Let’s see – at the lower end of current prices, an Armani Emporio dark suit 78% wool, 21% silk and 1% elastane ( a synthetic fibre known for its exceptional elasticity) would set a member back $920 plus tax with enough change left over for a couple more.

For the ladies a Giorgio Armani blazer 56% polyester 38% Virgin wool and 5% Polyamid would cost $817 plus tax and shipping from Italy. With that sort of allowance the electorate can expect their elected representatives to be the best dressed in the region. No more jandals in the Chambers. The allowances for the Premier and the Ministers are higher.

Eight of the current Cabinet – Hon Billy Talagi, Hon Pokotoa Sipeli, Hon Premier Sir Toke, Mrs Mona Ainu,u, Mr Andrew Funaki and Mr Talaititama Talaiti

During the debate some members were under the impression that the clothing allowance was to be paid annually, but this is not the case; it is payable to each elected member at the beginning of each term.
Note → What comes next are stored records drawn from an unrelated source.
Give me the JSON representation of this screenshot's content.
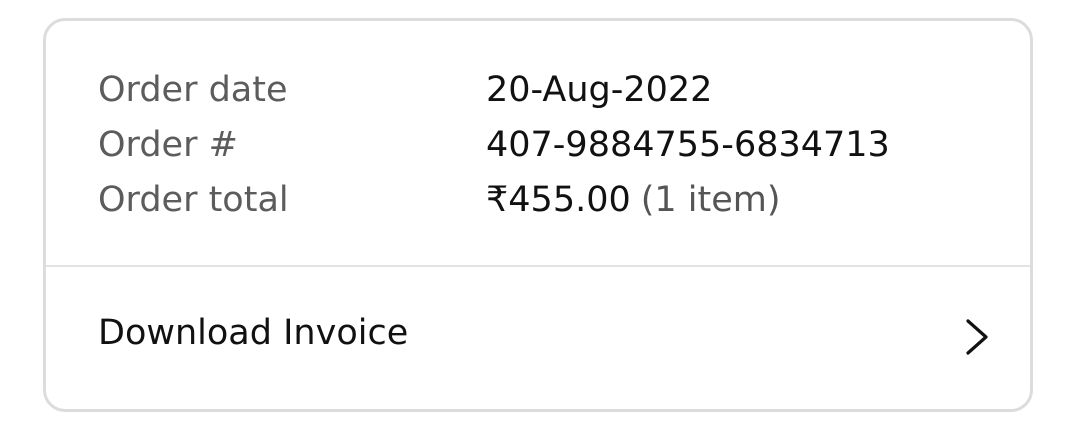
{
  "order": {
    "date_label": "Order date",
    "date_value": "20-Aug-2022",
    "number_label": "Order #",
    "number_value": "407-9884755-6834713",
    "total_label": "Order total",
    "total_currency": "₹",
    "total_amount": "455.00",
    "total_items": "(1 item)"
  },
  "actions": {
    "download_invoice_label": "Download Invoice",
    "chevron_icon": "chevron-right-icon"
  }
}
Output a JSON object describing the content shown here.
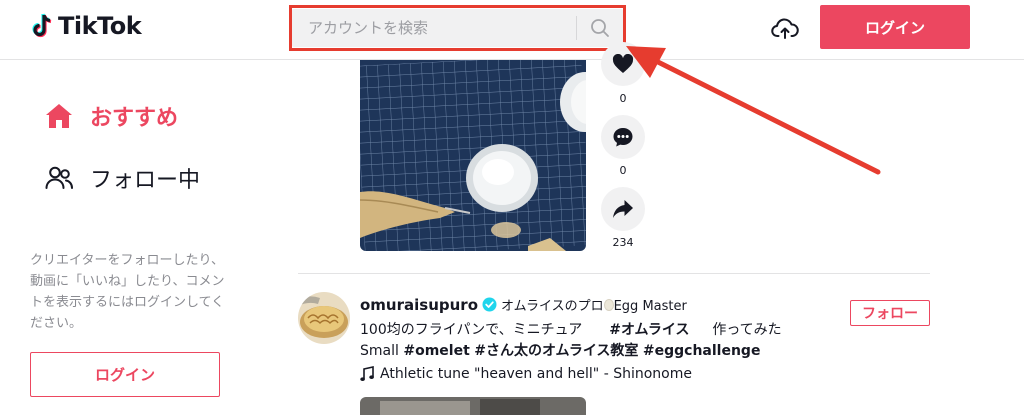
{
  "app": {
    "name": "TikTok"
  },
  "header": {
    "search": {
      "placeholder": "アカウントを検索",
      "value": ""
    },
    "login_label": "ログイン"
  },
  "sidebar": {
    "items": [
      {
        "label": "おすすめ",
        "icon": "home-icon",
        "active": true
      },
      {
        "label": "フォロー中",
        "icon": "users-icon",
        "active": false
      }
    ],
    "login_prompt": "クリエイターをフォローしたり、動画に「いいね」したり、コメントを表示するにはログインしてください。",
    "login_label": "ログイン"
  },
  "feed": {
    "actions": [
      {
        "icon": "heart-icon",
        "count": "0"
      },
      {
        "icon": "comment-icon",
        "count": "0"
      },
      {
        "icon": "share-icon",
        "count": "234"
      }
    ],
    "post": {
      "username": "omuraisupuro",
      "verified": true,
      "nickname": "オムライスのプロ",
      "nickname_suffix": "Egg Master",
      "caption_text_1": "100均のフライパンで、ミニチュア",
      "caption_tag_1": "#オムライス",
      "caption_text_2": "作ってみた",
      "caption_text_3": "Small",
      "caption_tags_2": [
        "#omelet",
        "#さん太のオムライス教室",
        "#eggchallenge"
      ],
      "music": "Athletic tune \"heaven and hell\" - Shinonome",
      "follow_label": "フォロー"
    }
  },
  "colors": {
    "brand": "#ec4760",
    "annotation": "#e63c2f"
  }
}
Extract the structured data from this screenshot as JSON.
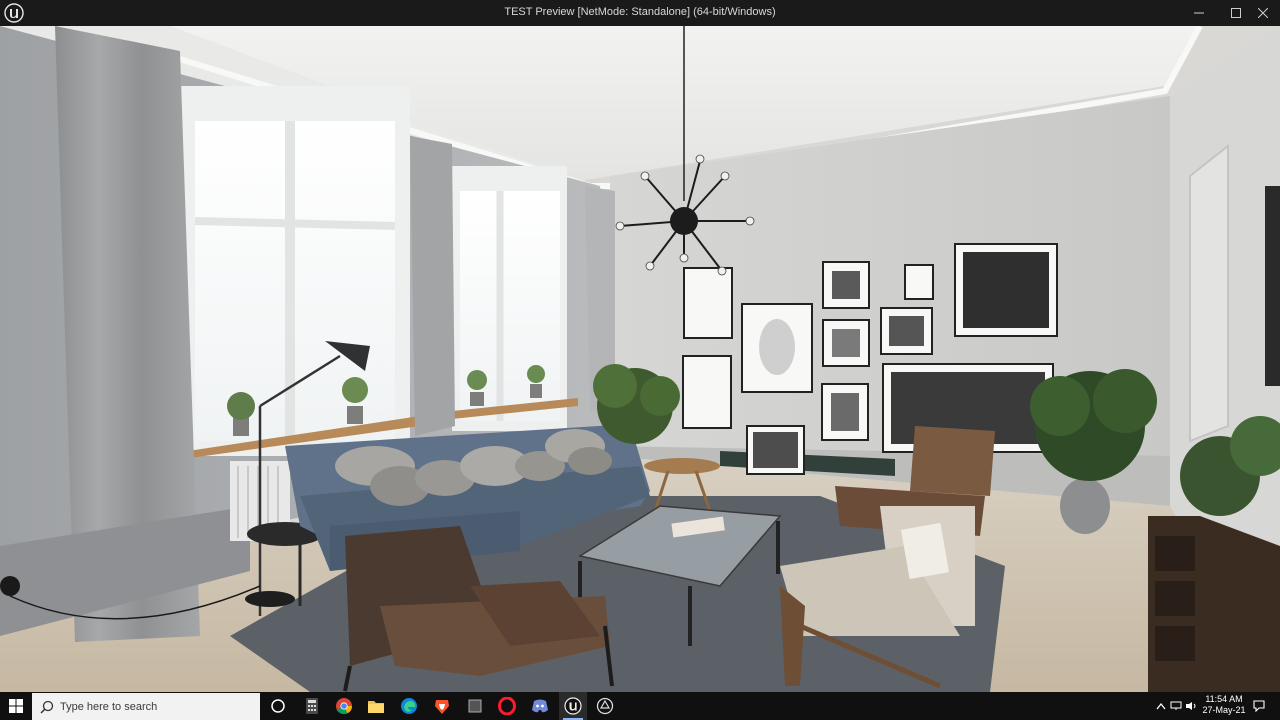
{
  "window": {
    "title": "TEST Preview [NetMode: Standalone]  (64-bit/Windows)",
    "controls": [
      "minimize",
      "maximize",
      "close"
    ]
  },
  "viewport": {
    "scene": "living-room"
  },
  "taskbar": {
    "search_placeholder": "Type here to search",
    "apps": [
      "task-view",
      "calculator",
      "chrome",
      "file-explorer",
      "edge",
      "brave",
      "unknown-app",
      "opera",
      "discord",
      "unreal-engine",
      "unity"
    ],
    "active_app": "unreal-engine",
    "clock": {
      "time": "11:54 AM",
      "date": "27-May-21"
    }
  },
  "colors": {
    "titlebar": "#1a1a1a",
    "taskbar": "#101010",
    "wall": "#cfd0cc",
    "sofa": "#5f7188",
    "floor": "#c9bfae",
    "rug": "#5a5f66"
  }
}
The total cost for decking out our elected representatives in sartorial elegance is approximately $80,000.

Several members expressed concern over what they consider to be a conflict of interest – anything to do with members receiving some kind of a reward from the public purse should not be debated in the house. This is in keeping with accepted convention in most parliaments.
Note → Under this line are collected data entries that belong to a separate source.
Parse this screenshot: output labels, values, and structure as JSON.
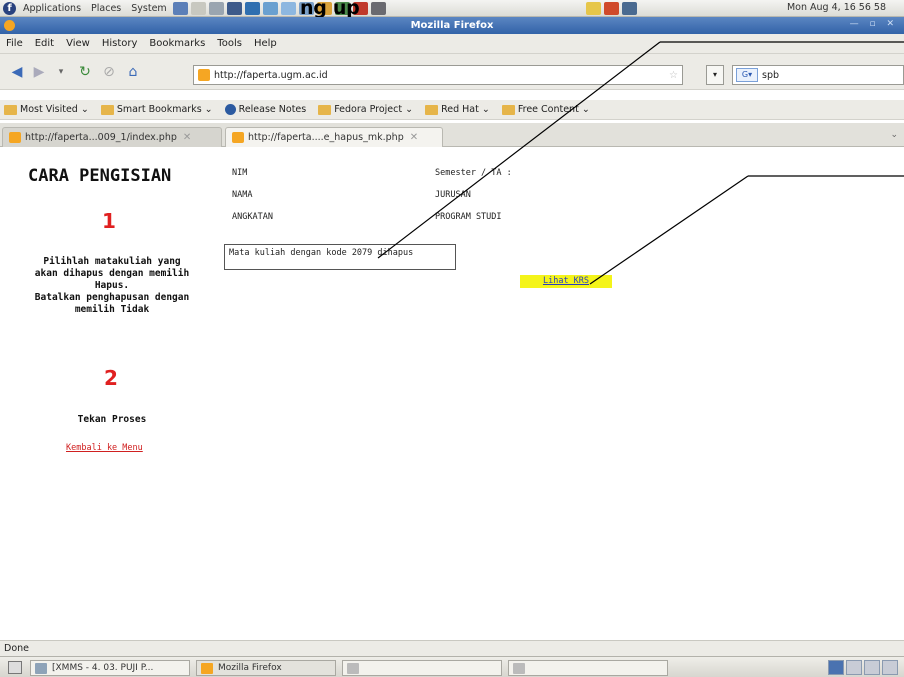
{
  "top_panel": {
    "menus": [
      "Applications",
      "Places",
      "System"
    ],
    "clock": "Mon Aug  4, 16 56 58"
  },
  "overlay_title": "ng up",
  "window": {
    "title": "Mozilla Firefox"
  },
  "menubar": {
    "items": [
      "File",
      "Edit",
      "View",
      "History",
      "Bookmarks",
      "Tools",
      "Help"
    ]
  },
  "navbar": {
    "url": "http://faperta.ugm.ac.id",
    "search_value": "spb",
    "search_engine": "G"
  },
  "bookmarks": {
    "items": [
      "Most Visited",
      "Smart Bookmarks",
      "Release Notes",
      "Fedora Project",
      "Red Hat",
      "Free Content"
    ]
  },
  "tabs": [
    {
      "label": "http://faperta...009_1/index.php"
    },
    {
      "label": "http://faperta....e_hapus_mk.php"
    }
  ],
  "page": {
    "heading": "CARA PENGISIAN",
    "step1_number": "1",
    "step1_text_line1": "Pilihlah matakuliah yang",
    "step1_text_line2": "akan dihapus dengan memilih",
    "step1_text_line3": "Hapus.",
    "step1_text_line4": "Batalkan penghapusan dengan",
    "step1_text_line5": "memilih Tidak",
    "step2_number": "2",
    "step2_text": "Tekan Proses",
    "back_link": "Kembali ke Menu",
    "labels": {
      "nim": "NIM",
      "nama": "NAMA",
      "angkatan": "ANGKATAN",
      "semester": "Semester / TA :",
      "jurusan": "JURUSAN",
      "program": "PROGRAM STUDI"
    },
    "message": "Mata kuliah dengan kode 2079 dihapus",
    "krs_link": "Lihat KRS"
  },
  "status": "Done",
  "taskbar": {
    "tasks": [
      "[XMMS - 4. 03. PUJI P...",
      "Mozilla Firefox"
    ]
  }
}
There was also dissenting voices from the government benches with ministers cautioning members that the country is operating on deficit budget amounting to some $1.1 million.

Another amendment to the Civil List was the addition of another associate minister – now officially known as Member Assisting the Minister or MAM. The total number of MAMs is now four – making up a total cabinet of 8 as follows:  Hon Premier, Hon Pokotoa Sipeli, Hon Billy G Talagi and Hon Dalton Tagelagi. MAMs are Mr Andrew Funaki, Mr Talaititama Talaiti, Mrs Mona Ainu’u and Mrs Maureen Melekitama. One reason being advanced for appointing four MAMs is the increasing workload for Ministers.
Opposition parliamentarians have pointed out already that an 8 member cabinet is 40% of the total number of members in the Assembly.
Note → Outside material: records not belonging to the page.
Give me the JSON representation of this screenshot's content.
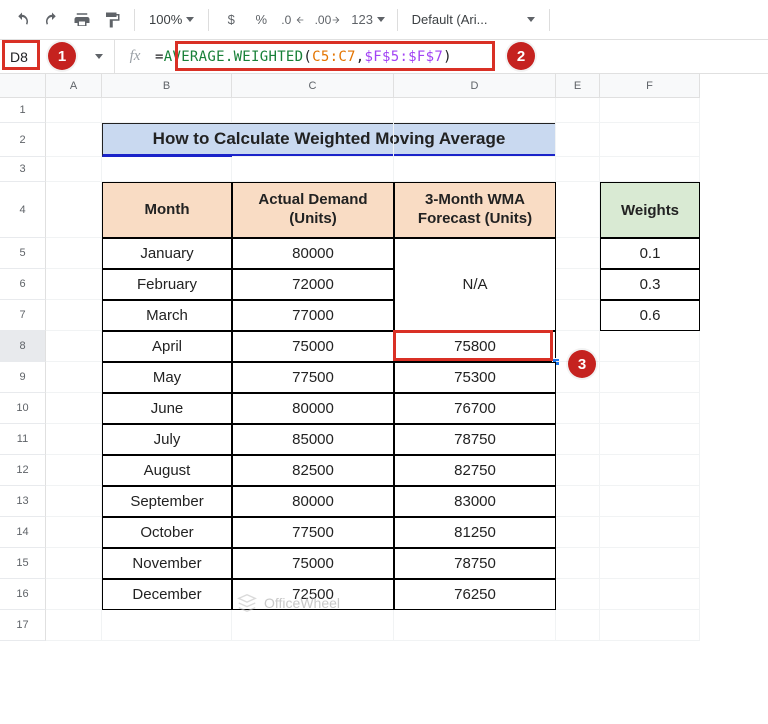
{
  "toolbar": {
    "zoom": "100%",
    "fmt_currency": "$",
    "fmt_percent": "%",
    "fmt_dec_dec": ".0",
    "fmt_dec_inc": ".00",
    "fmt_num": "123",
    "font": "Default (Ari..."
  },
  "formula_bar": {
    "cell_ref": "D8",
    "fx_label": "fx",
    "eq": "=",
    "fn": "AVERAGE.WEIGHTED",
    "open": "(",
    "arg1": "C5:C7",
    "comma": ",",
    "arg2": "$F$5:$F$7",
    "close": ")"
  },
  "columns": [
    "A",
    "B",
    "C",
    "D",
    "E",
    "F"
  ],
  "row_numbers": [
    "1",
    "2",
    "3",
    "4",
    "5",
    "6",
    "7",
    "8",
    "9",
    "10",
    "11",
    "12",
    "13",
    "14",
    "15",
    "16",
    "17"
  ],
  "title": "How to Calculate Weighted Moving Average",
  "headers": {
    "month": "Month",
    "demand": "Actual Demand (Units)",
    "forecast": "3-Month WMA Forecast (Units)",
    "weights": "Weights"
  },
  "na": "N/A",
  "data": [
    {
      "month": "January",
      "demand": "80000",
      "forecast": ""
    },
    {
      "month": "February",
      "demand": "72000",
      "forecast": ""
    },
    {
      "month": "March",
      "demand": "77000",
      "forecast": ""
    },
    {
      "month": "April",
      "demand": "75000",
      "forecast": "75800"
    },
    {
      "month": "May",
      "demand": "77500",
      "forecast": "75300"
    },
    {
      "month": "June",
      "demand": "80000",
      "forecast": "76700"
    },
    {
      "month": "July",
      "demand": "85000",
      "forecast": "78750"
    },
    {
      "month": "August",
      "demand": "82500",
      "forecast": "82750"
    },
    {
      "month": "September",
      "demand": "80000",
      "forecast": "83000"
    },
    {
      "month": "October",
      "demand": "77500",
      "forecast": "81250"
    },
    {
      "month": "November",
      "demand": "75000",
      "forecast": "78750"
    },
    {
      "month": "December",
      "demand": "72500",
      "forecast": "76250"
    }
  ],
  "weights": [
    "0.1",
    "0.3",
    "0.6"
  ],
  "callouts": {
    "one": "1",
    "two": "2",
    "three": "3"
  },
  "watermark": "OfficeWheel"
}
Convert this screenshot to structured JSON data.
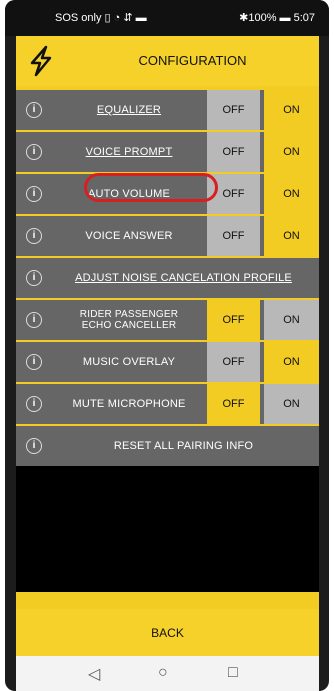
{
  "status": {
    "left": "SOS only ▯ ◔ ⇵ ▬",
    "right": "✱100% ▬ 5:07"
  },
  "header": {
    "title": "CONFIGURATION"
  },
  "rows": [
    {
      "label": "EQUALIZER",
      "off": "OFF",
      "on": "ON"
    },
    {
      "label": "VOICE PROMPT",
      "off": "OFF",
      "on": "ON"
    },
    {
      "label": "AUTO VOLUME",
      "off": "OFF",
      "on": "ON"
    },
    {
      "label": "VOICE ANSWER",
      "off": "OFF",
      "on": "ON"
    },
    {
      "label": "ADJUST NOISE CANCELATION PROFILE"
    },
    {
      "label": "RIDER PASSENGER ECHO CANCELLER",
      "off": "OFF",
      "on": "ON"
    },
    {
      "label": "MUSIC OVERLAY",
      "off": "OFF",
      "on": "ON"
    },
    {
      "label": "MUTE MICROPHONE",
      "off": "OFF",
      "on": "ON"
    },
    {
      "label": "RESET ALL PAIRING INFO"
    }
  ],
  "back_label": "BACK",
  "nav": {
    "back": "◁",
    "home": "○",
    "recents": "□"
  },
  "colors": {
    "accent": "#f2cc22",
    "row_bg": "#666666",
    "inactive": "#b8b8b8",
    "highlight": "#d62020"
  }
}
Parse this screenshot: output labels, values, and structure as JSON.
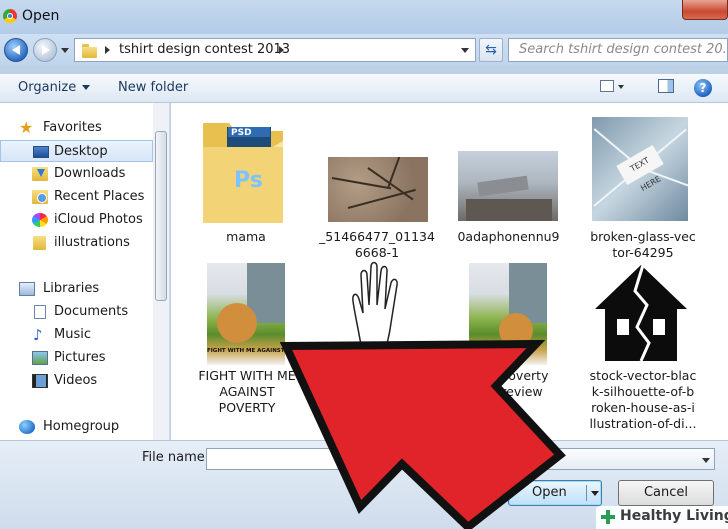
{
  "window": {
    "title": "Open",
    "close_icon": "close-icon"
  },
  "navigation": {
    "breadcrumb": [
      "tshirt design contest 2013"
    ],
    "search_placeholder": "Search tshirt design contest 20..."
  },
  "toolbar": {
    "organize_label": "Organize",
    "new_folder_label": "New folder"
  },
  "nav_pane": {
    "favorites": {
      "label": "Favorites",
      "items": [
        {
          "label": "Desktop",
          "icon": "desktop-icon",
          "selected": true
        },
        {
          "label": "Downloads",
          "icon": "downloads-folder-icon"
        },
        {
          "label": "Recent Places",
          "icon": "recent-places-icon"
        },
        {
          "label": "iCloud Photos",
          "icon": "icloud-photos-icon"
        },
        {
          "label": "illustrations",
          "icon": "folder-icon"
        }
      ]
    },
    "libraries": {
      "label": "Libraries",
      "items": [
        {
          "label": "Documents",
          "icon": "documents-icon"
        },
        {
          "label": "Music",
          "icon": "music-icon"
        },
        {
          "label": "Pictures",
          "icon": "pictures-icon"
        },
        {
          "label": "Videos",
          "icon": "videos-icon"
        }
      ]
    },
    "homegroup": {
      "label": "Homegroup"
    }
  },
  "files": [
    {
      "lines": [
        "mama"
      ],
      "kind": "folder"
    },
    {
      "lines": [
        "_51466477_01134",
        "6668-1"
      ],
      "kind": "image"
    },
    {
      "lines": [
        "0adaphonennu9"
      ],
      "kind": "image"
    },
    {
      "lines": [
        "broken-glass-vec",
        "tor-64295"
      ],
      "kind": "image",
      "thumb_text": "TEXT HERE"
    },
    {
      "lines": [
        "FIGHT WITH ME",
        "AGAINST",
        "POVERTY"
      ],
      "kind": "image",
      "thumb_text": "FIGHT WITH ME AGAINST POVERTY"
    },
    {
      "lines": [
        ""
      ],
      "kind": "image"
    },
    {
      "lines": [
        "ntpoverty",
        "preview"
      ],
      "kind": "image"
    },
    {
      "lines": [
        "stock-vector-blac",
        "k-silhouette-of-b",
        "roken-house-as-i",
        "llustration-of-di..."
      ],
      "kind": "image"
    }
  ],
  "folder_badge": "PSD",
  "folder_badge_ps": "Ps",
  "bottom": {
    "file_name_label": "File name:",
    "file_name_value": "",
    "open_label": "Open",
    "cancel_label": "Cancel"
  },
  "watermark": "Healthy Living",
  "colors": {
    "arrow": "#e0242a",
    "arrow_outline": "#111111",
    "accent": "#3c7fb1"
  }
}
Virtually No Debate on SOEs
Following the adjournment for lunch, the House resumed its sitting with the expectation from the electorate that members will be questioning the government in depth on the budget for State Owned Enterprises. It wasn’t to be, the debate barely took an hour.

In summary SOEs are expected to generate $7.1 million in income. Expenditure in deriving that income is estimated at $5.7 million which leaves a surplus of $1.4 million. From the surplus, government is expecting a dividend of $500,000.

While most of the activities of the SOEs are no more than neo-liberal economic reforms the CEO Wayne Harris-Daw is banking on the sale of bottled water with an expected surplus of just on $1 million provided sales begin in October. Opposition member Terry Coe has been against the sale of Niue water citing impurity as a reason despite assurances from government that laboratory tests has shown that the quality is up to standard.

The sale of liquor by the Bond Store – a total government monopoly- is expected to net $175,000 from total sales of $1.6 million. Civil and Quarry are hoping for a net revenue of $44,000 reflecting perhaps the demand from a couple of building projects.

The hype and hoopla over the rebranding of radio and television does not appear to have any great impact with a projected surplus of $4,000. Complaints continue to mount on the quality of the service.

The Niue Power Corporation – with possibly the most realistic budget of all the SOEs – is predicting a deficit of just over $200,000. NPC inherited a system badly in need of upgrading and maintenance. The impact of the installation of the new pay-as-you-go power meters will probably not be felt until the next financial year.

One of the most successful of the SOEs will have to be the Numismatic operation – expecting a return of $282,000.

An hour into the afternoon session of the House the Speaker called a halt to the proceedings when the Assembly lacked a quorum with only nine members in the Chambers.